Regarding the arm-cluster, I don't know; you will need to inquire of @bennr01. I had originally been thinking in terms of that you (from past discussions) have at least one cluster available for testing, before @bennr01 mentioned now having a cluster; I have no idea of @benn01's experience with ARM-clusters.

drallensmith commented 7 years ago

Regarding the idea of clustering input space based on disagreements between learners - it reminded me of an interesting couple of articles on the intersection between machine learning and neuroscience - see doi:10.3398/fncom.2011.00050 and PMC5021692. The articles citing the latter may also be of interest, both on pubmedcentral and via Google Scholar, such as PMC5003864 - and in turn the first pubmedcentral article citing it, on representational models - and doi:10.3390/brainsci6040044. One example of an idea for input space clustering - train a pair of autoencoders/decoders - as in, take the input space and try to get it out the other end of a network that is restricted to having fewer connections between the halves than the number of variables in the input space, then take a look at those connections.

There are also some on ways of understanding neural networks, such as 10.1.1.713.1915 if (unlike me) you perceive things primarily visually.

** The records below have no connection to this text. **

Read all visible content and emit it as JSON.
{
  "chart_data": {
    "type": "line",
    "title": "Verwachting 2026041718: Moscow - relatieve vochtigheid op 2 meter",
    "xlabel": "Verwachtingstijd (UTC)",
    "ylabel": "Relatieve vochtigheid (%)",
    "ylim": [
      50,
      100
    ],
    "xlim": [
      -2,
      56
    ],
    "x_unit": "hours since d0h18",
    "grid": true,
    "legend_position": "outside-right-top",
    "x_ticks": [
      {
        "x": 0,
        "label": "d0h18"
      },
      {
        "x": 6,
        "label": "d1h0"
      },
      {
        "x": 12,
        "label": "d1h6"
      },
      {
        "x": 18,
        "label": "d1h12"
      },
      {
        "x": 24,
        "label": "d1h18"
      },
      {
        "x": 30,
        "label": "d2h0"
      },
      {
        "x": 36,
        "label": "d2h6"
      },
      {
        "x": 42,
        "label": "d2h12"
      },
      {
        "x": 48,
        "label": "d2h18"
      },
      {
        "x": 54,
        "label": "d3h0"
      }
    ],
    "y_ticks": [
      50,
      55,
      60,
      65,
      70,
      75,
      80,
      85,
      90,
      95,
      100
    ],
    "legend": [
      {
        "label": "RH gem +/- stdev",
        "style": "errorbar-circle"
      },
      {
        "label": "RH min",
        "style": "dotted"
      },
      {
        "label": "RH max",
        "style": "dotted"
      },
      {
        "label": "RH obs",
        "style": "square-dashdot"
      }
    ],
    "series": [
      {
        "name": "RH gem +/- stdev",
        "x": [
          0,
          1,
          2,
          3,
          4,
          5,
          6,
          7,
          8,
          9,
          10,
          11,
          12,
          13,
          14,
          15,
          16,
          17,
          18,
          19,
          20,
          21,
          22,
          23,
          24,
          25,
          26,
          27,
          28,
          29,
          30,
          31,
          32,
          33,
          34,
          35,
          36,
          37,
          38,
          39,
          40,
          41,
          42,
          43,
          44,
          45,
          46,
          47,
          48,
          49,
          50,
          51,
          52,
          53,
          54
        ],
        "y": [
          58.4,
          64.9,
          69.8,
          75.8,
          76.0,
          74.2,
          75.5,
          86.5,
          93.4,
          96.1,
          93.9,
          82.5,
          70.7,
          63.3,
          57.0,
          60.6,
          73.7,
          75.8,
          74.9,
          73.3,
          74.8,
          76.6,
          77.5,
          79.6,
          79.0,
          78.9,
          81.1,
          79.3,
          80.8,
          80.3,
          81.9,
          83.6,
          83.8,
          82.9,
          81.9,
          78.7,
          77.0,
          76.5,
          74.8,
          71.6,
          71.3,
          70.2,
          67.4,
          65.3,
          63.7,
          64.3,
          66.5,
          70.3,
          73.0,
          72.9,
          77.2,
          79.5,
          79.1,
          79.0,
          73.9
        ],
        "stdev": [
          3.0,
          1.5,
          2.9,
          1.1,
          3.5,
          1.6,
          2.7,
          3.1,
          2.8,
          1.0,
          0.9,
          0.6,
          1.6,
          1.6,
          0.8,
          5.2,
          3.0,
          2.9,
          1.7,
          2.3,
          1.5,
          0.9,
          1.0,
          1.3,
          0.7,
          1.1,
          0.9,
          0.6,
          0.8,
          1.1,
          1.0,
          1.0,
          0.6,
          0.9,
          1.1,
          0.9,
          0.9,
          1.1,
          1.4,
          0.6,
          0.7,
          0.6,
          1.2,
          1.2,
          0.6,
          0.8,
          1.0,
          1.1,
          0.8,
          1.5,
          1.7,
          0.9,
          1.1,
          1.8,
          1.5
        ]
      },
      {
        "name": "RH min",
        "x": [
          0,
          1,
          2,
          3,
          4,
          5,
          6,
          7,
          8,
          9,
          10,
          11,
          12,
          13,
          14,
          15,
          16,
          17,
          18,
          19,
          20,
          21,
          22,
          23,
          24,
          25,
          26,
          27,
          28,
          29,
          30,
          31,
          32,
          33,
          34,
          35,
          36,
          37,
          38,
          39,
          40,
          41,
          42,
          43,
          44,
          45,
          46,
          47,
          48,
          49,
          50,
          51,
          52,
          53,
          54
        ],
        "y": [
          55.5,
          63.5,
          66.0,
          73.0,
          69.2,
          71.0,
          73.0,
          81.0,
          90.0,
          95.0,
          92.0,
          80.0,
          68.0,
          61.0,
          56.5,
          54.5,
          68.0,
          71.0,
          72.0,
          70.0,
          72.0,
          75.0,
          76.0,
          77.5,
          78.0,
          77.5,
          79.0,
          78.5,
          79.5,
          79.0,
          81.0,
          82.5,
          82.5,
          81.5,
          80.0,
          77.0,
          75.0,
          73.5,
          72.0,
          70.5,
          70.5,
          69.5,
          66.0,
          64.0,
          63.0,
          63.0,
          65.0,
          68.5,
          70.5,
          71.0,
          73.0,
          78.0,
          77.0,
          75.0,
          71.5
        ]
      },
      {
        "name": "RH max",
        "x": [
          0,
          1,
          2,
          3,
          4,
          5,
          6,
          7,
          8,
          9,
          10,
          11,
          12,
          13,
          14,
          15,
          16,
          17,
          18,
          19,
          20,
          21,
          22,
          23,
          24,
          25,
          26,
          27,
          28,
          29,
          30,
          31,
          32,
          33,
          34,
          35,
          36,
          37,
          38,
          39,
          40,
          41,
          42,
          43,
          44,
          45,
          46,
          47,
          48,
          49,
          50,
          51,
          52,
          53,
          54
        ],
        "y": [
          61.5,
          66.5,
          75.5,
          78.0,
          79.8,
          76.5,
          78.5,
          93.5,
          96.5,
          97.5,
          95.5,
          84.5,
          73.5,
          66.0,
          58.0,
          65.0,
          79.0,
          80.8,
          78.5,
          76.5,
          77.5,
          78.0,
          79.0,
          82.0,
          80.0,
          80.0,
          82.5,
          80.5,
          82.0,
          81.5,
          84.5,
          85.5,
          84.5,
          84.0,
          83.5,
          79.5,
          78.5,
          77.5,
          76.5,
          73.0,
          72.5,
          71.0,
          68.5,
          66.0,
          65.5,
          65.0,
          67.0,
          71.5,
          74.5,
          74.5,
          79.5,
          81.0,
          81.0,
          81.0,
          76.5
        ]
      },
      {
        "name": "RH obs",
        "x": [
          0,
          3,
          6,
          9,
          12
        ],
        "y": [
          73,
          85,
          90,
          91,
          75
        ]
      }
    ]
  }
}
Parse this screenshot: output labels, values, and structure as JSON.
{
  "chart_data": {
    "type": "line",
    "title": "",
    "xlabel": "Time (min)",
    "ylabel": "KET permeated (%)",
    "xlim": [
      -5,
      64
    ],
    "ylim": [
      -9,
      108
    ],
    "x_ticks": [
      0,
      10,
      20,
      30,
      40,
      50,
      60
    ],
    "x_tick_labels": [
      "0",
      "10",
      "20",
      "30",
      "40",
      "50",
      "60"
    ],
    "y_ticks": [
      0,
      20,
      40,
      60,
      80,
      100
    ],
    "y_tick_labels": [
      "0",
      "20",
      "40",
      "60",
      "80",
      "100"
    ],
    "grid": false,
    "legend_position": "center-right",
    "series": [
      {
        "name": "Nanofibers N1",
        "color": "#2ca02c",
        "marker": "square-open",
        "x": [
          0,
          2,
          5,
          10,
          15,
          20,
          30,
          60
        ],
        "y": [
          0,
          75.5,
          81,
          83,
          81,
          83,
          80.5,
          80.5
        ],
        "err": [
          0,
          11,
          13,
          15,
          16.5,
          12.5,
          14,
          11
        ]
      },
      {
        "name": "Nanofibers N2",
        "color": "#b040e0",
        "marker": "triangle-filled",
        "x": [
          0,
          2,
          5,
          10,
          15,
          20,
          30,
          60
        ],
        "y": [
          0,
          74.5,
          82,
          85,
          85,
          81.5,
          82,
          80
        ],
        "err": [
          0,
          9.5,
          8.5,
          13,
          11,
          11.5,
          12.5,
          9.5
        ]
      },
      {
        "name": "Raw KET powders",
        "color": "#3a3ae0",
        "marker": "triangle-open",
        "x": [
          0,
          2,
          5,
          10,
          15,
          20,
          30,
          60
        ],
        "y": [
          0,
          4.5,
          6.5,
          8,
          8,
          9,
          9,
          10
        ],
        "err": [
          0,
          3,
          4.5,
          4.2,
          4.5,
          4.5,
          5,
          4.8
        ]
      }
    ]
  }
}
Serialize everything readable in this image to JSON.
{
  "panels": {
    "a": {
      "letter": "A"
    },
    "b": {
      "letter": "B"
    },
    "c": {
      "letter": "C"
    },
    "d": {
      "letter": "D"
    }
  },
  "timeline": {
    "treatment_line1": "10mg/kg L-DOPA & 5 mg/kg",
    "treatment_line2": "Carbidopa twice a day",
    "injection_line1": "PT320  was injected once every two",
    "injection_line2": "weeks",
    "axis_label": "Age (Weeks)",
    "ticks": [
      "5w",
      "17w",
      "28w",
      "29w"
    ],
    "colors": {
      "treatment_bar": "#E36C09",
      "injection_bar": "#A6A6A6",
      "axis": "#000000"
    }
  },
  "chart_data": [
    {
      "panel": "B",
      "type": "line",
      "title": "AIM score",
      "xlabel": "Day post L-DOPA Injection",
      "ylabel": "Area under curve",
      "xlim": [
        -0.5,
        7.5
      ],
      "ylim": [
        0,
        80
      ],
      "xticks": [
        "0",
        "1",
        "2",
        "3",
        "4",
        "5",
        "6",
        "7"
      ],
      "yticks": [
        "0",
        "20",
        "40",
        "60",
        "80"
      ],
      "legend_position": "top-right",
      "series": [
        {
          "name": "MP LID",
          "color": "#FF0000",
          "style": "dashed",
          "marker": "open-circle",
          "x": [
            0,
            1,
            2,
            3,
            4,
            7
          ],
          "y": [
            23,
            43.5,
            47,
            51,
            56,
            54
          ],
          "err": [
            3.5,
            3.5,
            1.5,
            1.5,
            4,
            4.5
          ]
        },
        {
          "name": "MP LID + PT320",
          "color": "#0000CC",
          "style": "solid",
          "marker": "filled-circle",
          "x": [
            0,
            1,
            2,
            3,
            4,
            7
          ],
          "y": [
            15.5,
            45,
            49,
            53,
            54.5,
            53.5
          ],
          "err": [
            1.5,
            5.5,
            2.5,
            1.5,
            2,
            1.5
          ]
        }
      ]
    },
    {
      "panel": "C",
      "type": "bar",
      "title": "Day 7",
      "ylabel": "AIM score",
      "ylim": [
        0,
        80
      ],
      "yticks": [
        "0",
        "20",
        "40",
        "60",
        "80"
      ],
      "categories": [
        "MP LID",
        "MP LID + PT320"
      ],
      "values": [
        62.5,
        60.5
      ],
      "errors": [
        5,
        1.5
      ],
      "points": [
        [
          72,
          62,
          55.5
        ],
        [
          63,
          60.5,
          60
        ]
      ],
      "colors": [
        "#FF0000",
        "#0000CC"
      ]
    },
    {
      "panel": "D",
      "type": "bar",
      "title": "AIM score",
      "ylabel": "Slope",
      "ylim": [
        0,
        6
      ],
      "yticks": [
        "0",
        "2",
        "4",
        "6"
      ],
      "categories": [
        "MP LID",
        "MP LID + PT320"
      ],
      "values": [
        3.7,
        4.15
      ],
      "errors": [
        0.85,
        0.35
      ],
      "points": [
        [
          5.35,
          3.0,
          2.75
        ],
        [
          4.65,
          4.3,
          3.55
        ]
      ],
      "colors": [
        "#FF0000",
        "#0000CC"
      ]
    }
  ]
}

evolvingfridge commented 7 years ago

Thank you very much, I doubt I would find them on my own in near feature with out you ! I am still reading docs you provided, this exactly what I was missing, will not say much beyond this point until I read them at least couple more times.

drallensmith commented 7 years ago

I'm very happy to help!

evolvingfridge commented 7 years ago

Any suggestions on idea to use instead of courses based reporter, pure python web server. Reason I think a web-server might be a better option is because windows/linux compatibility. It will work in fallowing way: reporter will dump data to a disk and web-server from separate independent process will read data and present to user as webpage, small java-script code will out refresh the html page.